La fe alumbra toda la casa de nuestro corazón. La fe ilumina esa historia de sufrimientos que hay en tu vida y que te está destruyendo. El aceite de la fe, ilumina y da sentido a ese sufrimiento que te está matando, a la enfermedad que estás padeciendo, a los problemas que tienes en tu matrimonio, a tu falta de trabajo, a tus problemas de herencia con tu familia. La fe da un sentido a todos los sufrimientos que aparecen en tu vida.
La luz de la fe, como dice el papa Francisco en su encíclica Lumen Fidei, "tiene la capacidad de iluminar toda la existencia del hombre. Porque una luz tan potente no puede provenir de nosotros mismos; ha de venir de una fuente más primordial, tiene que venir, en definitiva, de Dios. La fe, que recibimos de Dios como don sobrenatural, se presenta como luz en el sendero estrecho de nuestra historia, que orienta nuestro camino en el tiempo. Por una parte, procede del pasado; es la luz de una memoria fundante, la memoria de la vida de Jesús, donde su amor se ha manifestado totalmente fiable, capaz de vencer a la muerte. Pero, al mismo tiempo, como Jesús ha resucitado y nos atrae más allá de la muerte, la fe es luz que viene del futuro, que nos desvela vastos horizontes, y nos lleva más allá de nuestro « yo » aislado, hacia la más amplia comunión. Nos damos cuenta, por tanto, de que la fe no habita en la oscuridad, sino que es luz en nuestras tinieblas. Dante, en la Divina Comedia, después de haber confesado su fe ante san Pedro, la describe como una chispa que se convierte en una llama cada vez más ardiente / y centellea en mí, cual estrella en el cielo".

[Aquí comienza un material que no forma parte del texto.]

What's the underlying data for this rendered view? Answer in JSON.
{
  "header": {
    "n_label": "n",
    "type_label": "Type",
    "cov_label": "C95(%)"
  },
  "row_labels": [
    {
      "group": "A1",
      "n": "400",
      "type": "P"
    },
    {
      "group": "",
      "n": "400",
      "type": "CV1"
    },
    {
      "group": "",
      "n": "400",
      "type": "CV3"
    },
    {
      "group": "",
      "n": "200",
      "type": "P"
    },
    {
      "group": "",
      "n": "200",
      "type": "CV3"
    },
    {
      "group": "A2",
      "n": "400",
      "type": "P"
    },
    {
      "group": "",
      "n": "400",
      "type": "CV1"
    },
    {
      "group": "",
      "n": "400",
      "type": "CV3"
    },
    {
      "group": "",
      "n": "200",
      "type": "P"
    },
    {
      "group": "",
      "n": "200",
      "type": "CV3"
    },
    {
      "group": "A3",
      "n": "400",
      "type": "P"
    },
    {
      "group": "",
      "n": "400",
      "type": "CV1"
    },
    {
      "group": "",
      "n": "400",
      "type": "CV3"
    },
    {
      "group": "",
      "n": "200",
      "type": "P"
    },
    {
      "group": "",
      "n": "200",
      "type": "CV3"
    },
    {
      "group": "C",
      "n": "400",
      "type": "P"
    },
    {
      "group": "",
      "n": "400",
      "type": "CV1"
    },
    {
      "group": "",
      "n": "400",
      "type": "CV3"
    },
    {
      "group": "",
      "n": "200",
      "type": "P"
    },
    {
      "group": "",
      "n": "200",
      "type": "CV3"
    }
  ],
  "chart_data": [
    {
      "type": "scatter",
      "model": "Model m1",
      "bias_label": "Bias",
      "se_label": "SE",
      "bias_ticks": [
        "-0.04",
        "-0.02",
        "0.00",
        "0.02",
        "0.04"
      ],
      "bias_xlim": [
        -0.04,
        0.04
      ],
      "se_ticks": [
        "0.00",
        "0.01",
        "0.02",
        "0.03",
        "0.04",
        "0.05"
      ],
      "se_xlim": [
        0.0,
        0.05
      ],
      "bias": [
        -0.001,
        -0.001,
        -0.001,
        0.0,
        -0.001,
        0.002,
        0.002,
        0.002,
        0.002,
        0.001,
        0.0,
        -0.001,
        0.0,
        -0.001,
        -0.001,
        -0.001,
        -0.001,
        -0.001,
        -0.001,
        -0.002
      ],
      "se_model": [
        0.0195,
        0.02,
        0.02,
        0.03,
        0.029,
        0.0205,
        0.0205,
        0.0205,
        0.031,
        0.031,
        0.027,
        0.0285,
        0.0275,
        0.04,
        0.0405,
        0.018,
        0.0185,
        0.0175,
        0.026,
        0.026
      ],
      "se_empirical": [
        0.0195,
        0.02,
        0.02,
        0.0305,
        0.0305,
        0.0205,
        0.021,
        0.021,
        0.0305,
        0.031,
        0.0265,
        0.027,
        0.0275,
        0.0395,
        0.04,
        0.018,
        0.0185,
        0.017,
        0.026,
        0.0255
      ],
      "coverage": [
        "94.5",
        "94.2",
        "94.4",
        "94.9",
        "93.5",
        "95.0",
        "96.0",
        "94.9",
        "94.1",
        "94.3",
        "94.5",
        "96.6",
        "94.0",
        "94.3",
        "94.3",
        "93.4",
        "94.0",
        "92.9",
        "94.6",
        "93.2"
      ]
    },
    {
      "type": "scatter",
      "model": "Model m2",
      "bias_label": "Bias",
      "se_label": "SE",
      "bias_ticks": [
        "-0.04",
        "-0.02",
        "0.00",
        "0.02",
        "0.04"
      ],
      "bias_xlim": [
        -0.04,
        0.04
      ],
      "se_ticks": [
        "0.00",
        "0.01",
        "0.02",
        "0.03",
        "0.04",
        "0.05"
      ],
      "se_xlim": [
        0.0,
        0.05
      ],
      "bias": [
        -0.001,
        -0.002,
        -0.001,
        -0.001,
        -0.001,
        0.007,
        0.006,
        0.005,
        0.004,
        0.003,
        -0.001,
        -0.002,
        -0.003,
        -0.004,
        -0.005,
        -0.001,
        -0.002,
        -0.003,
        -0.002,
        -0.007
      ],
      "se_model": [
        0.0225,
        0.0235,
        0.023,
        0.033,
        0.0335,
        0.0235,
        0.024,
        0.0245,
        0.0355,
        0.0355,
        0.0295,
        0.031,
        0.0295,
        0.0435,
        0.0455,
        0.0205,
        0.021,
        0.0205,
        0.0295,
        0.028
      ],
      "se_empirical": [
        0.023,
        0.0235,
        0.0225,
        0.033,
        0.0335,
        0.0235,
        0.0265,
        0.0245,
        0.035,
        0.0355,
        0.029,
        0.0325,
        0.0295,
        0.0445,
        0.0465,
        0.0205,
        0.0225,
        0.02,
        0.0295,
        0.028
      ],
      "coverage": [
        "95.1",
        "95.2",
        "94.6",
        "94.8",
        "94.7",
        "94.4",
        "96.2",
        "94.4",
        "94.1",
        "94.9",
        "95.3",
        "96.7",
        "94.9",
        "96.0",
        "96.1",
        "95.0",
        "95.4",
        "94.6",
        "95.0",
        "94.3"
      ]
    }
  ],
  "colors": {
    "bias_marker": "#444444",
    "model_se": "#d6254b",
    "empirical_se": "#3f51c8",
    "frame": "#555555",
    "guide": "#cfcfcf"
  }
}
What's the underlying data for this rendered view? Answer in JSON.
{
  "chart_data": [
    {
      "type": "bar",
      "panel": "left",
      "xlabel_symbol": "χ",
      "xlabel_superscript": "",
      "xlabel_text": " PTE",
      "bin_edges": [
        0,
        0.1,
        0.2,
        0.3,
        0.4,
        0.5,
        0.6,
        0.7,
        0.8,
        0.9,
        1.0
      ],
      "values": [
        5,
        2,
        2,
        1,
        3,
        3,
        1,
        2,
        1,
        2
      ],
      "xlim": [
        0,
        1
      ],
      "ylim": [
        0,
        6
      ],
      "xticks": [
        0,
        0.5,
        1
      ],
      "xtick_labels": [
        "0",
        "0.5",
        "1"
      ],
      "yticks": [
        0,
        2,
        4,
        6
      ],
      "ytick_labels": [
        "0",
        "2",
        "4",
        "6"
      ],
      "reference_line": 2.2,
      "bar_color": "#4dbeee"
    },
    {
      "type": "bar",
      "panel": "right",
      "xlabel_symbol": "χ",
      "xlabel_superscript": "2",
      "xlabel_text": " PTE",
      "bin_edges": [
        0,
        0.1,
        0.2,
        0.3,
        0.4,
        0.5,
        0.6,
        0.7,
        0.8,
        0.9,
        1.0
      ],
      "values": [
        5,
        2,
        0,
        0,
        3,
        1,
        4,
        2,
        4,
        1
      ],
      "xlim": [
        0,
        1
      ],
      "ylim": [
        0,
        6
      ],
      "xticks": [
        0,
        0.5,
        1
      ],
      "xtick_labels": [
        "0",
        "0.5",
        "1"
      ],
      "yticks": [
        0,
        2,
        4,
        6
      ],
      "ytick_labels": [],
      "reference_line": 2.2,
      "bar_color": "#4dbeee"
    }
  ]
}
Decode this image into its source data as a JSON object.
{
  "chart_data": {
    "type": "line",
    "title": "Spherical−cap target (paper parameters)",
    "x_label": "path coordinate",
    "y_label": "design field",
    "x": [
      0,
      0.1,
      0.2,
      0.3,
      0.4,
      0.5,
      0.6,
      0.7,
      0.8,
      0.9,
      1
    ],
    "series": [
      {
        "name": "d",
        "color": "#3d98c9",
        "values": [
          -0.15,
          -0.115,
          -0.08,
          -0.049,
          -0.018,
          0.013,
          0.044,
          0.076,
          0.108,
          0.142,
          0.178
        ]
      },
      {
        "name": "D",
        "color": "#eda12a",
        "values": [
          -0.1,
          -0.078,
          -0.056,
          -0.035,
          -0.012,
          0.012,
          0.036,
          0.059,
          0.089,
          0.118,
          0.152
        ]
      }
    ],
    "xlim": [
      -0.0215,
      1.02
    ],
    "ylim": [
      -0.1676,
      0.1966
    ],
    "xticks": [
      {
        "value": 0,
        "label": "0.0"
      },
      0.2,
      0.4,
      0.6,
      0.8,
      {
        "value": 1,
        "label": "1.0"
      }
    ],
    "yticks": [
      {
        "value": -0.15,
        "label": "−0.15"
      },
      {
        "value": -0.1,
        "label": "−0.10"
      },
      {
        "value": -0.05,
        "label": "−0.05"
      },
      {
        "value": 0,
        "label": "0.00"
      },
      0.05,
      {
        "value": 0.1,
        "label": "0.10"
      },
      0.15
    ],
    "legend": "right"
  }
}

Amigos, debemos estar vigilantes, siempre con El aceite de la fe. Pidámosle al Señor que crezca e ilumine en nosotros ese aceite, esa vela que vaya creciendo en el presente, y que esa aceite, esa vela lleguen a convertirse en la estrella que muestre el horizonte de nuestro camino en un tiempo, como el que estamos viviendo, en el que el hombre tiene especialmente necesidad de luz y esa luz es Jesucristo. Seamos lámparas ardientes de amor. Apartemos nuestra mirad del brillo de la gloria temporal y pongamos nuestros ojos fijos en el Señor.